Actuellement, la Tunisie est en train de sortir de cette fenêtre, puisque la population de plus de 60 ans est en augmentation progressive. La base de la pyramide des âges est en train d’augmenter ces dix dernières années en raison d’une reprise démographique due à un phénomène structurel. A cet égard, Mohamed Ali Ben Zina explique qu’à partir des années 2000, les naissances ont commencé à reprendre pour atteindre un pic inédit en 2011, résultant du boom des naissances apparu dans les années 80, et qui à cette période ont atteint l’âge de se marier et d’avoir des enfants.

Démographie et plans de développement

« Si on regarde tous les plans de développement qui ont été faits depuis le premier dans les années 60, on devait toujours commencer par un premier chapitre démographique car c’est la base de toute planification », souligne le démographe.

Ben Zina insiste sur le fait que, la démographie est l’élément premier par lequel l’Etat doit commencer pour définir un plan de développement et les politiques publiques. « Actuellement si on ne prend pas en considération les évolutions démographiques attendues, à savoir le vieillissement de la population, on doit s’attendre à un problème important au niveau de la prise en charge des personnes âgées dans le système de santé. On ne prend pas de la même façon en charge la population si elle est plutôt vielle ou si elle est jeune. ce n’est pas les même besoins, spécialités, médecine, maladies dégénératives, etc.. C’est quelque chose qui se prépare à l’avance », a-t-il relevé.
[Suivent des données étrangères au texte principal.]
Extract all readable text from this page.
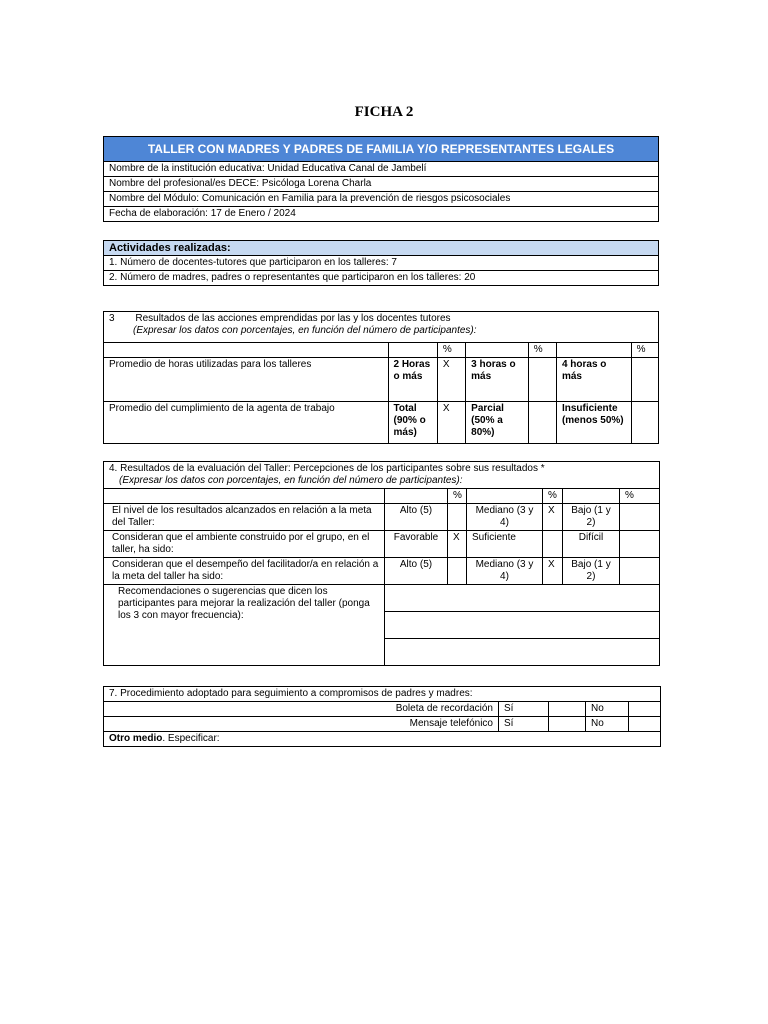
FICHA 2
TALLER CON MADRES Y PADRES DE FAMILIA Y/O REPRESENTANTES LEGALES
Nombre de la institución educativa: Unidad Educativa Canal de Jambelí
Nombre del profesional/es DECE: Psicóloga Lorena Charla
Nombre del Módulo: Comunicación en Familia para la prevención de riesgos psicosociales
Fecha de elaboración: 17 de Enero / 2024
Actividades realizadas:
1. Número de docentes-tutores que participaron en los talleres: 7
2. Número de madres, padres o representantes que participaron en los talleres: 20
3 Resultados de las acciones emprendidas por las y los docentes tutores
(Expresar los datos con porcentajes, en función del número de participantes):						
		%		%		%
Promedio de horas utilizadas para los talleres	2 Horas o más	X	3 horas o más		4 horas o más	
Promedio del cumplimiento de la agenta de trabajo	Total (90% o más)	X	Parcial (50% a 80%)		Insuficiente (menos 50%)	
4. Resultados de la evaluación del Taller: Percepciones de los participantes sobre sus resultados *
(Expresar los datos con porcentajes, en función del número de participantes):						
		%		%		%
El nivel de los resultados alcanzados en relación a la meta del Taller:	Alto (5)		Mediano (3 y 4)	X	Bajo (1 y 2)	
Consideran que el ambiente construido por el grupo, en el taller, ha sido:	Favorable	X	Suficiente		Difícil	
Consideran que el desempeño del facilitador/a en relación a la meta del taller ha sido:	Alto (5)		Mediano (3 y 4)	X	Bajo (1 y 2)	
Recomendaciones o sugerencias que dicen los participantes para mejorar la realización del taller (ponga los 3 con mayor frecuencia):						

7. Procedimiento adoptado para seguimiento a compromisos de padres y madres:				
Boleta de recordación	Sí		No	
Mensaje telefónico	Sí		No	
Otro medio. Especificar:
Il pourrait y avoir également des répercussions négatives sur les caisses sociales, de retraite et de maladie.

C’est aussi le cas pour le marché du travail. « Chaque année les générations qui rentrent sur le marché du travail doivent être anticipées. Normalement on a le temps nécessaire pour que cela soit prévu par l’Etat », nous dit l’enseignant universitaire.

Pourtant, aujourd’hui difficile de croire que l’Etat prenne véritablement en compte les données démographiques pour établir les politiques publiques nécessaires aux plans de développement quand on voit qu’encore de nos jours, les classes sont surchargées, les hôpitaux dégradés et on manque de personnel, et l’enseignement supérieur en perte de vitesse…

« J’ai été abasourdi lors d’une conférence de presse d’un ancien ministre qui avait à l’époque dit que son ministère s’était fait surprendre par l’augmentation subite du nombre  d’élèves lors de la rentrée scolaire. Il y avait eu une augmentation de 40.000 élèves qui étaient au moins nés depuis 5 ans et donc pouvant être anticipés », déplore Mohamed Ali Ben Zina.

« Je sais que malheureusement on ne donne plus suffisamment d’importance à la question démographique. Pour preuve, la disparition du conseil national de la population qui était un outil essentiel à la planification des politiques publiques », conclu-t-il.